None of us say anything for a few seconds.
“When was the last time you saw Aviva? Or Sam?” I ask.
“I haven’t seen either of them since the night after we found the swastika. Aviva packed a bag and made Sammy come with her. When I talked to her last she said they were staying at one of the houses she cleans, but she didn’t say which one. The number she called from is in my cell. I think it was a landline. I told her she was being paranoid, but she said they weren’t finished killing people. And she was right. I was upstairs when that thing came in. If anyone had been in the living room they’d be dead.”

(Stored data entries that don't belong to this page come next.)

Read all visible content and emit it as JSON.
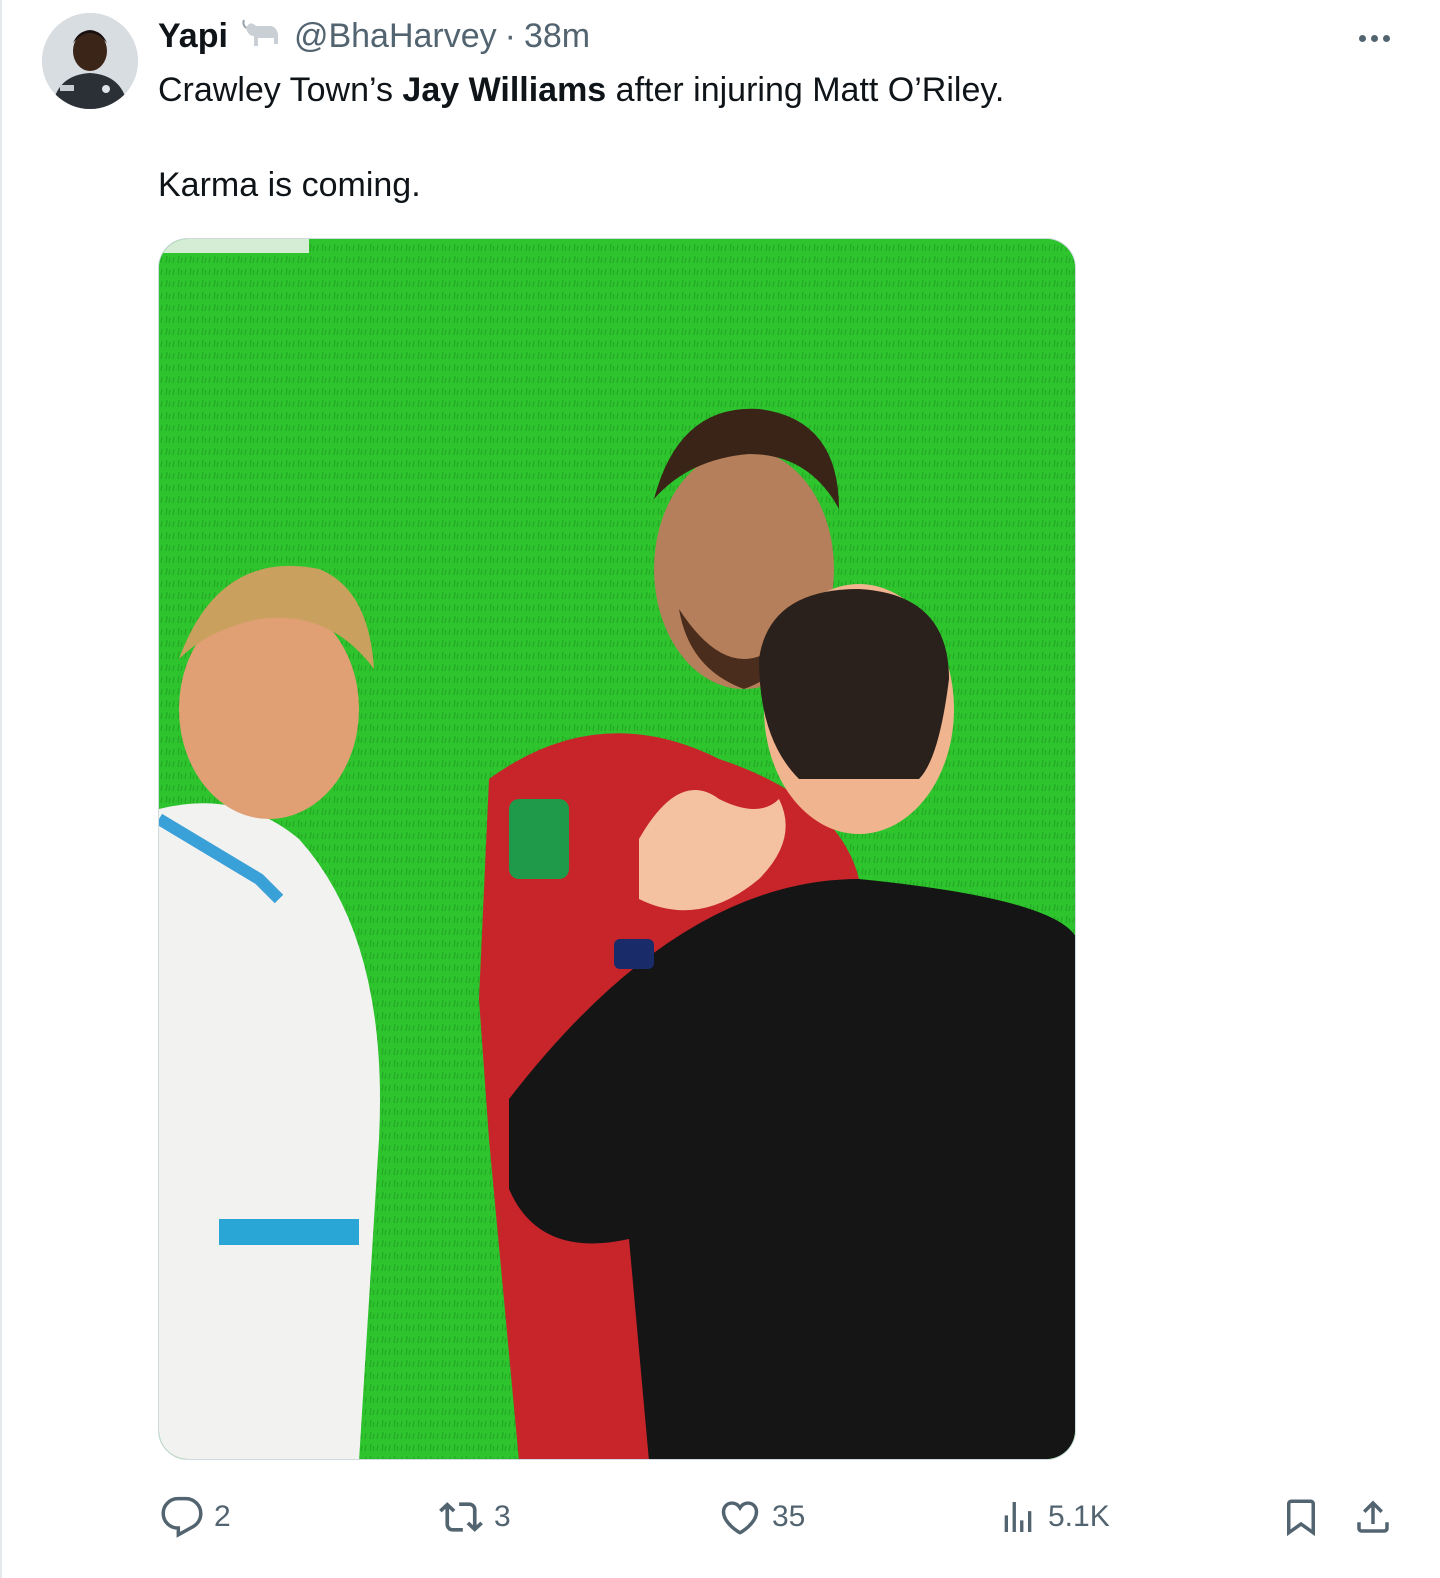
{
  "author": {
    "display_name": "Yapi",
    "handle": "@BhaHarvey",
    "separator": "·",
    "time": "38m"
  },
  "tweet": {
    "line1_before": "Crawley Town’s ",
    "line1_bold": "Jay Williams",
    "line1_after": " after injuring Matt O’Riley.",
    "line2": "Karma is coming."
  },
  "actions": {
    "replies": "2",
    "reposts": "3",
    "likes": "35",
    "views": "5.1K"
  },
  "colors": {
    "muted": "#536471",
    "text": "#0f1419",
    "pitch": "#2cc22c"
  },
  "icons": [
    "goat-icon",
    "more-icon",
    "reply-icon",
    "repost-icon",
    "like-icon",
    "views-icon",
    "bookmark-icon",
    "share-icon"
  ]
}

Saul and I check into a Super 8 just outside New Paltz a little before 10:00 P.M. The barely legal desk clerk tells us that the only room they have available has a king-sized bed.
“I don’t mind sharing,” I say.
Saul looks at the clerk, who is back to watching Family Guy on a tiny tube television behind the counter, and then at me.
“I will sleep on the floor,” he says quickly.
“Whatever you want,” I say.
We get our key and walk outside, climbing concrete stairs to the second floor room.